Clay Jam: Zynga goes claymation, with help from new partner

Fat Pebble, one of five developers teaming up with the struggling social-gaming company on the mobile front, releases a quirky claymation game.

Donna Tam Staff Writer / News
Donna Tam covers Amazon and other fun stuff for CNET News. She is a San Francisco native who enjoys feasting, merrymaking, checking her Gmail and reading her Kindle.
Donna Tam
3 min read
Fat Pebble

Clay Jam -- the latest game to come out of Zynga's recent push for mobile -- launches today, bringing a new type of game to the social-gaming platform.

Update, 10:38 a.m. PT: The game shows up in the Google Play store, but isn't ready for download, which is why some people may be seeing a "This item cannot be installed in your device's country" message. The creators said this should change any minute now. Android devices need to be on 2.3.1 (Gingerbread) or greater to play.

The claymation-based game, filmed in stop motion animation, features silly clay monsters and a little clay ball that rolls along squashing little beasts and dodging big ones. Its creator, UK indie game developer Fat Pebble, is one of five developers that signed on to create mobile games for the struggling gaming company. The bet on mobile is part of Zynga's attempt to branch out from its dependence on Facebook and become a gaming platform of its own.

Fat Pebble

Clay Jam is Zynga's first foray into the uncrowded space of claymation video games. The game, Fat Pebble's first original product, is a quirky one. Players swipe the screen to help the clay ball navigate the course and dodge obstacles. As the ball rolls along, the monsters it squishes helps the ball grow bigger and roll faster until it's big enough to defeat the really big monsters down the line.

Clay is the perfect complement for a touch screen game, Fat Pebble Creative Director Michael Movel said. "We wanted to make it tactile -- feel like you're really touching things in the game."

It's definitely not your typical mobile game and it didn't have a typical development schedule. While mobile games usually take a few months to develop, Clay Jam has been in production for about a year. Fat Pebble Art Director Chris Roe used 44 pounds of clay and 400 toothpicks to hand-make every model of the 25 different monsters featured in the game.

Fat Pebble

Roe said it would have been much easier to create a 3-D model using a computer, but the creators found that the images lacked the texture of clay. "It makes loads of mess," he said. "It's not the kind of thing that every studio would do, but it's about time to get claymation out there."
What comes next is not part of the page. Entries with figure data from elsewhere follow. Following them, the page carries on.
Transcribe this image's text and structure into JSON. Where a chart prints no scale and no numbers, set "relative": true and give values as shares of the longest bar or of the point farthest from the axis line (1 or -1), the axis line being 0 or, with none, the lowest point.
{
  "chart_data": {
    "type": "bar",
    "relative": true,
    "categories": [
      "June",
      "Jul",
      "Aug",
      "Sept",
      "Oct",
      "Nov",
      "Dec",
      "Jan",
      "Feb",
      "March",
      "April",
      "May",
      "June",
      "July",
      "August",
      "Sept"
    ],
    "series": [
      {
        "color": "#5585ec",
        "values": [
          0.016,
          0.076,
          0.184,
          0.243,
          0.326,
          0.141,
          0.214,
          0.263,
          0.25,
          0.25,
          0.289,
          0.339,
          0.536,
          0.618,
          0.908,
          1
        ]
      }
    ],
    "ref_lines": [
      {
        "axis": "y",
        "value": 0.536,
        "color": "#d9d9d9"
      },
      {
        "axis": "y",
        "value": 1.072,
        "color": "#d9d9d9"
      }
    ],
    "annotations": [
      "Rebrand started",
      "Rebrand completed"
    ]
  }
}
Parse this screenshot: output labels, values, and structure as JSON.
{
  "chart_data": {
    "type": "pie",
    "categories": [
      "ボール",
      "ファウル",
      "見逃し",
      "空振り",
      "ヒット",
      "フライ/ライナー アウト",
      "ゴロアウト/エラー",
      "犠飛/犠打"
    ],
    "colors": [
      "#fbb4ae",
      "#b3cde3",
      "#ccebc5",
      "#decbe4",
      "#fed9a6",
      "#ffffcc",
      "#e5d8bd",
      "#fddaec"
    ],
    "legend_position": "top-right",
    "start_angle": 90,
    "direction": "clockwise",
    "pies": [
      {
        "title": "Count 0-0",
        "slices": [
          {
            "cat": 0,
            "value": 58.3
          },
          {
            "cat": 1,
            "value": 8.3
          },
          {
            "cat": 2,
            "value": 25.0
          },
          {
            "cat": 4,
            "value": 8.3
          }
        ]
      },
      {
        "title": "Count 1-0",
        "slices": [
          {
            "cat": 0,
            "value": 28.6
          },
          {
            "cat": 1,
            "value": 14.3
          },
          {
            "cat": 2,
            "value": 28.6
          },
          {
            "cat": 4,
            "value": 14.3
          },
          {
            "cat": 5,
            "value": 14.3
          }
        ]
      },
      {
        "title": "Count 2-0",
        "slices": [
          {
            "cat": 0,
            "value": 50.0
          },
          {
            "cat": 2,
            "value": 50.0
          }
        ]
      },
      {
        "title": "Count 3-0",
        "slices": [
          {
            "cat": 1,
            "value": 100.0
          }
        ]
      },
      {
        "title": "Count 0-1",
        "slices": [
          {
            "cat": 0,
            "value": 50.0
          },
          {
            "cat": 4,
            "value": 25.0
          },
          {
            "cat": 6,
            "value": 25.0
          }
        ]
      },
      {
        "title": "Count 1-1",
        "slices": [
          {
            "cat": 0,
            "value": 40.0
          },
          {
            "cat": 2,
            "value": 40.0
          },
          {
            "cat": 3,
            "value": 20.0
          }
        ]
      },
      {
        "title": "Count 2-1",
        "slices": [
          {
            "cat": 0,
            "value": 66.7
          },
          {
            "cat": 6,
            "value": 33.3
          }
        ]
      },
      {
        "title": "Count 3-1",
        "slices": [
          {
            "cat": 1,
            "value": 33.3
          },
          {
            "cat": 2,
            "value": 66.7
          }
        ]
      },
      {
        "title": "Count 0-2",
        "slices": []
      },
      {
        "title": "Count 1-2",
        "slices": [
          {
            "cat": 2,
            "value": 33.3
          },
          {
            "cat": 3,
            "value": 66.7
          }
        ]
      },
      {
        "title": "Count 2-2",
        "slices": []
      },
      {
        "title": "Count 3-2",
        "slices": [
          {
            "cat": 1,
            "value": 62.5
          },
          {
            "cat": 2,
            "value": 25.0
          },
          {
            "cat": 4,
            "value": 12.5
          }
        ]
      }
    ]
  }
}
The new game lets Zynga diversify its fledging gaming platform, something that is important to gaining new players. Zynga's other mobile partners, announced in June, cover a variety of genres -- midcore game Horn, action-arcade game Super Bunny Breakout, arcade game Twist Pilot and puzzle game Rubber Tacos.

Movel said partnering with Zynga allowed the company to focus on the creative aspects of the game and get advice for the business decisions --like how to promote the game and how to make money off it -- and gave Fat Pebble access to Zynga's 3 million players. While that number has nothing on Facebook's massive social gaming platform, a platform Zynga helped build, Movel said he was grateful for Zynga's help.

"It's given us everything we've lacked," he said. Despite Zynga's recent spat of bad news -- that includes top executives leaving, layoffs and a dropping stock price -- Movel said the only thing Fat Pebble has ever been afraid of was losing creative control in exchange for the bottom line, something Zynga has stayed clear of.

Will Zynga's recent push for mobile games pay off? It's too early to tell, and Zynga is not saying how many people are playing the games so far. But, the company seems to be doing one thing right and that's keeping its partner developers happy.